This image depicts an essentially ages old process of collecting hay and loading on a wagon. This drawing at the LoC has a caption of foraging for hay in Virginia. Note that forage as a verb means to look for food for both men and animals, while forage as a noun is the hay and grain used to feed animals. By the time of the civil war, farmers and hay distributors made hay bales using horse powered presses as I described here. They shipped the bales with concentrated hay from farms to urban areas.
During the civil war, the farms in eastern Pennsylvania produced prodigious quantity of hay, according to Hess in his book, "Civil War Logistics." The US Quartermaster Corps purchased bulk hay and shipped it to the Army. In the case of the Army of Potomac, the hay came by ship and barge. If you look at the three-masted schooner in the background of this image from City Point you will see it is fully loaded with hay.
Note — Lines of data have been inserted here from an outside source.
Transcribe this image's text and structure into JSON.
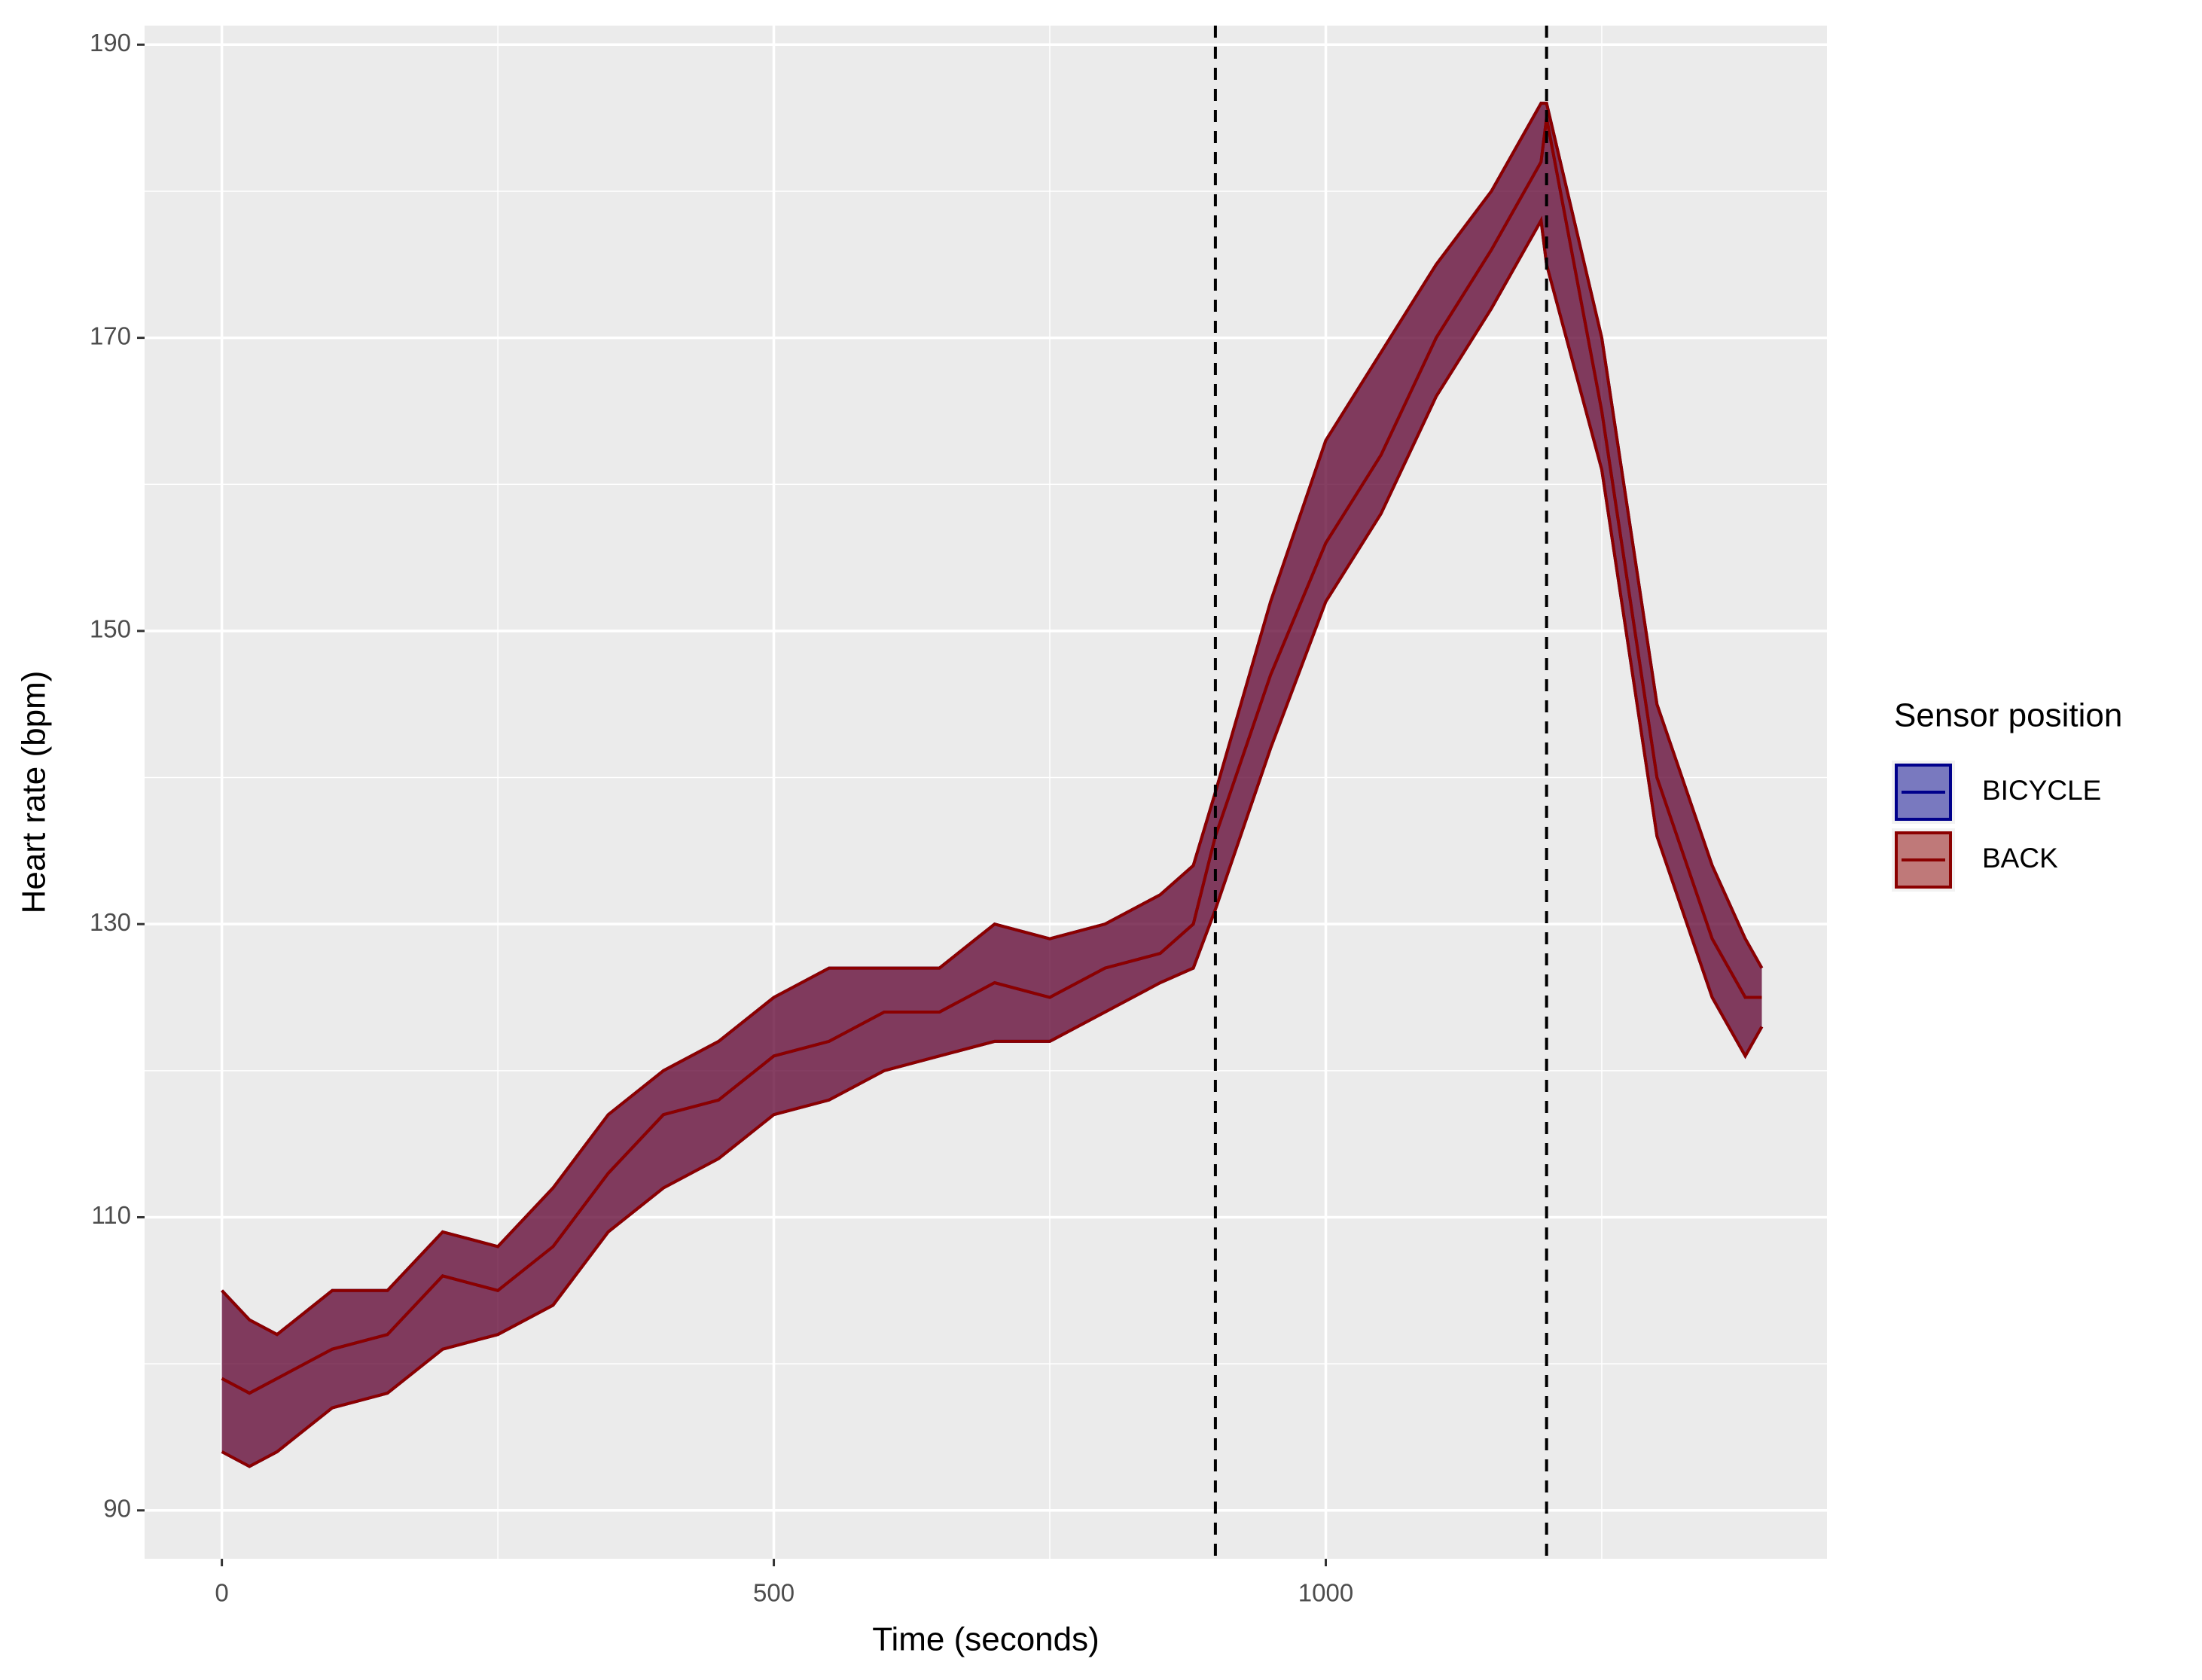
{
  "chart_data": {
    "type": "ribbon-line",
    "x_label": "Time (seconds)",
    "y_label": "Heart rate (bpm)",
    "legend_title": "Sensor position",
    "x": [
      0,
      25,
      50,
      100,
      150,
      200,
      250,
      300,
      350,
      400,
      450,
      500,
      550,
      600,
      650,
      700,
      750,
      800,
      850,
      880,
      900,
      950,
      1000,
      1050,
      1100,
      1150,
      1195,
      1200,
      1250,
      1300,
      1350,
      1380,
      1395
    ],
    "series": [
      {
        "name": "BICYCLE",
        "color": "#00008B",
        "values": [
          99,
          98,
          99,
          101,
          102,
          106,
          105,
          108,
          113,
          117,
          118,
          121,
          122,
          124,
          124,
          126,
          125,
          127,
          128,
          130,
          136,
          147,
          156,
          162,
          170,
          176,
          182,
          185,
          165,
          140,
          129,
          125,
          125
        ],
        "lower": [
          94,
          93,
          94,
          97,
          98,
          101,
          102,
          104,
          109,
          112,
          114,
          117,
          118,
          120,
          121,
          122,
          122,
          124,
          126,
          127,
          131,
          142,
          152,
          158,
          166,
          172,
          178,
          175,
          161,
          136,
          125,
          121,
          123
        ],
        "upper": [
          105,
          103,
          102,
          105,
          105,
          109,
          108,
          112,
          117,
          120,
          122,
          125,
          127,
          127,
          127,
          130,
          129,
          130,
          132,
          134,
          139,
          152,
          163,
          169,
          175,
          180,
          186,
          186,
          170,
          145,
          134,
          129,
          127
        ]
      },
      {
        "name": "BACK",
        "color": "#8B0000",
        "values": [
          99,
          98,
          99,
          101,
          102,
          106,
          105,
          108,
          113,
          117,
          118,
          121,
          122,
          124,
          124,
          126,
          125,
          127,
          128,
          130,
          136,
          147,
          156,
          162,
          170,
          176,
          182,
          185,
          165,
          140,
          129,
          125,
          125
        ],
        "lower": [
          94,
          93,
          94,
          97,
          98,
          101,
          102,
          104,
          109,
          112,
          114,
          117,
          118,
          120,
          121,
          122,
          122,
          124,
          126,
          127,
          131,
          142,
          152,
          158,
          166,
          172,
          178,
          175,
          161,
          136,
          125,
          121,
          123
        ],
        "upper": [
          105,
          103,
          102,
          105,
          105,
          109,
          108,
          112,
          117,
          120,
          122,
          125,
          127,
          127,
          127,
          130,
          129,
          130,
          132,
          134,
          139,
          152,
          163,
          169,
          175,
          180,
          186,
          186,
          170,
          145,
          134,
          129,
          127
        ]
      }
    ],
    "vlines": [
      900,
      1200
    ],
    "xlim": [
      -70,
      1454
    ],
    "xticks": [
      0,
      500,
      1000
    ],
    "xminor": [
      250,
      750,
      1250
    ],
    "ylim": [
      86.7,
      191.3
    ],
    "yticks": [
      90,
      110,
      130,
      150,
      170,
      190
    ],
    "yminor": [
      100,
      120,
      140,
      160,
      180
    ],
    "grid": true
  }
}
The Merritt map of City Point shows a wharf labeled as "Forage Wharf." This implies a dedicated place to transload and store hay.
To transship the hay to the hungry animals in the front lines the Army used wagons and railroad cars. In the photo of City Point at the left we can see a line of wagons proceeding to an area where piles of hay bales are stored. Look behind the trees on the right side to see the hay bales.
If you look closely at the image below of the Aquia Landing, you can see a flat car loaded with hay bales on the right side of the image to the left of the locomotive.
I have posted other pictures of hay bales on railroad cars such as here. Armed with this knowledge, we can proceed with adding hay bales to our civil war railroad cars knowing we are on the right track.